For the last week and half, a 10-foot-tall red aluminum “A” has stood in the snow before the monochromatic, angular contours of the Regis Center for the Arts in the West Bank Arts Quarter on campus. The anomalistic construction, resting atop a five-by-10 foot trailer, figures prominently in “Critical Translations,” the current exhibition in the Katherine E. Nash Gallery that explores the “intersection between art and politics Ö between art and social engagement,” according to the introduction in the complimentary catalogue that accompanies “Translations.”
“The Big A,” by Peter Haakon Thompson, is at once a beacon for the oft forgotten gallery housed on the outskirts of the West Bank and a striking example of the dialogue created between the overt and the subtle approaches to socially engaging art the exhibition pursues.
“Translations” was initiated two years ago by 2006 MFA graduate Rachel Breen. Breen, along with Christine Baeumler and Alexis Kuhr, both assistant professors in the art department at the University, co-curates the exhibition.
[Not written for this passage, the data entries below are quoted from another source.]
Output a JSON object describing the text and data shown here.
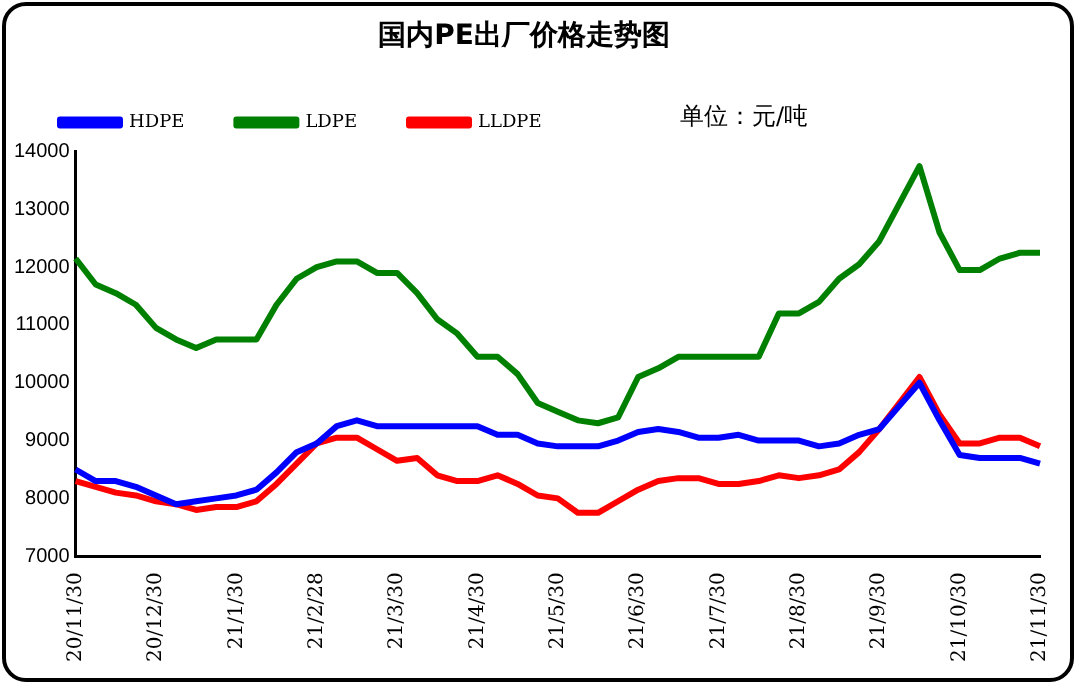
{
  "chart_data": {
    "type": "line",
    "title": "国内PE出厂价格走势图",
    "annotations": [
      "单位：元/吨"
    ],
    "categories": [
      "20/11/30",
      null,
      null,
      null,
      "20/12/30",
      null,
      null,
      null,
      "21/1/30",
      null,
      null,
      null,
      "21/2/28",
      null,
      null,
      null,
      "21/3/30",
      null,
      null,
      null,
      "21/4/30",
      null,
      null,
      null,
      "21/5/30",
      null,
      null,
      null,
      "21/6/30",
      null,
      null,
      null,
      "21/7/30",
      null,
      null,
      null,
      "21/8/30",
      null,
      null,
      null,
      "21/9/30",
      null,
      null,
      null,
      "21/10/30",
      null,
      null,
      null,
      "21/11/30"
    ],
    "series": [
      {
        "name": "HDPE",
        "color": "#0000ff",
        "values": [
          8500,
          8300,
          8300,
          8200,
          8050,
          7900,
          7950,
          8000,
          8050,
          8150,
          8450,
          8800,
          8950,
          9250,
          9350,
          9250,
          9250,
          9250,
          9250,
          9250,
          9250,
          9100,
          9100,
          8950,
          8900,
          8900,
          8900,
          9000,
          9150,
          9200,
          9150,
          9050,
          9050,
          9100,
          9000,
          9000,
          9000,
          8900,
          8950,
          9100,
          9200,
          9600,
          10000,
          9350,
          8750,
          8700,
          8700,
          8700,
          8600
        ]
      },
      {
        "name": "LDPE",
        "color": "#008000",
        "values": [
          12150,
          11700,
          11550,
          11350,
          10950,
          10750,
          10600,
          10750,
          10750,
          10750,
          11350,
          11800,
          12000,
          12100,
          12100,
          11900,
          11900,
          11550,
          11100,
          10850,
          10450,
          10450,
          10150,
          9650,
          9500,
          9350,
          9300,
          9400,
          10100,
          10250,
          10450,
          10450,
          10450,
          10450,
          10450,
          11200,
          11200,
          11400,
          11800,
          12050,
          12450,
          13100,
          13750,
          12600,
          11950,
          11950,
          12150,
          12250,
          12250
        ]
      },
      {
        "name": "LLDPE",
        "color": "#ff0000",
        "values": [
          8300,
          8200,
          8100,
          8050,
          7950,
          7900,
          7800,
          7850,
          7850,
          7950,
          8250,
          8600,
          8950,
          9050,
          9050,
          8850,
          8650,
          8700,
          8400,
          8300,
          8300,
          8400,
          8250,
          8050,
          8000,
          7750,
          7750,
          7950,
          8150,
          8300,
          8350,
          8350,
          8250,
          8250,
          8300,
          8400,
          8350,
          8400,
          8500,
          8800,
          9200,
          9650,
          10100,
          9450,
          8950,
          8950,
          9050,
          9050,
          8900
        ]
      }
    ],
    "ylim": [
      7000,
      14000
    ],
    "yticks": [
      7000,
      8000,
      9000,
      10000,
      11000,
      12000,
      13000,
      14000
    ],
    "grid": false,
    "legend": "top",
    "marker": "none",
    "line_style": "solid"
  }
}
The artwork they’ve chosen maximizes the gallery’s modest space, providing a provocative, conversational experience in the broad-ranging works themselves. One confronts Sue Coe’s haunting images of animal cruelty, capitalism and Iraq-influenced military corruption on one partition, and facing it, as if in address, is Edgar Heap of Birds’ more subtle “Building Minnesota.” His work is an eight-by-five matrix of aluminum plates (originally a 400-foot outdoor installation) with red print honoring 40 Dakota tribal citizens who were hanged between the years of 1862 and 1865 by the order of Presidents Abraham Lincoln and Andrew Jackson, and supported by citizens of Minnesota.
“The works speak for and inform each other,” said Breen. “But at the same time they don’t tell you what to think.”
“We didn’t want to be too heavy about this,” Baeumler said. “But we did want to make connections (for example) between the way the Iraq War and Vietnam have been represented in the media.”
Here Baeumler references the works on display of artists such as Camille Gage’s “War, Redacted” and Harrel Fletcher’s “The American War.” The former is a photographic series in which Gage exercised the Freedom of Information Act to present the flag-draped coffins of United States casualties from Iraq. And the latter is an aggregate of graphically violent, re-photographed images from “The War Remnants Museum” in Ho Chi Minh City. Both expose the two wars’ representations in American media as repressed products of censorship and ideological construction, further encouraging one to re-examine how our evolved relationship with the media has left us (mis)informed between the two eras.
“Critical Translations”
WHEN: 11 a.m. to 7 p.m. Tuesday through Saturday, through Feb. 15
WHERE: Katherine E. Nash Gallery, Regis Center for Art
TICKETS: Free
“Often one hears the criticism leveled at ‘political’ art, that it is always didactic and does not engage aesthetic concerns,” Baeumler writes in an e-mail.
And this critique appears to inform the exhibition’s balance. For example, the inclusion of Ed Pien’s suspended installation “Earthly Delights,” which invites one into a textural world rich in cool greens and blues and a warm, bold red, simultaneously excites and terrifies with imagery both beautiful and hellishly sublime.
But without a clearly identifiable set of charged and rhetorical signifiers, one is left entranced in a state of awe, even meditation.
Public Reception
What: Panel discussion about art and social change, featuring artists Sue Coe and Shana Kaplow and curator Don Russell from Provisions Library in Washington, D.C., as well as other artists in the show
WHEN: 3 to 5 p.m. panel, 6 to 8:30 p.m. reception, Friday
WHERE: Regis Center for Art
TICKETS: Free
“Ed Pien uses visual language in a very metaphorical way,” says Baeumler. And her comment resonates with Breen’s astute observation of the exhibition’s title, a comment that doubly serves to examine “Translation’s” ethos: “Critical thinking is the foundation of civic engagement, and part of what (artists) do is translate ideas, problems, questions and concerns into the visual.”
The breadth of issues maintained by “Critical Translations” also includes, among many others, poverty and youth in a video installation titled, “Endurance” by Jacqueline Tarry and Bradley McCallum, and the effects of global warming on Central Park in Andrea Polli’s online, audio/visual work, “Heat and the Heartbeat of the City.”
Jane Blocker, associate professor of art history, writes in an essay in the accompanying catalogue: “Perhaps the reason that so many people judge art’s political aspirations negatively is that they are predisposed to think of art as operating at a great distance from politics.” But what this exhibition so aptly translates is art’s inextricableness from politics and vice versa.
That “A” outside the gallery, whether standing for “art,” “academic excellence” or another association, could not more appropriately articulate that idea in a visual language on a college campus.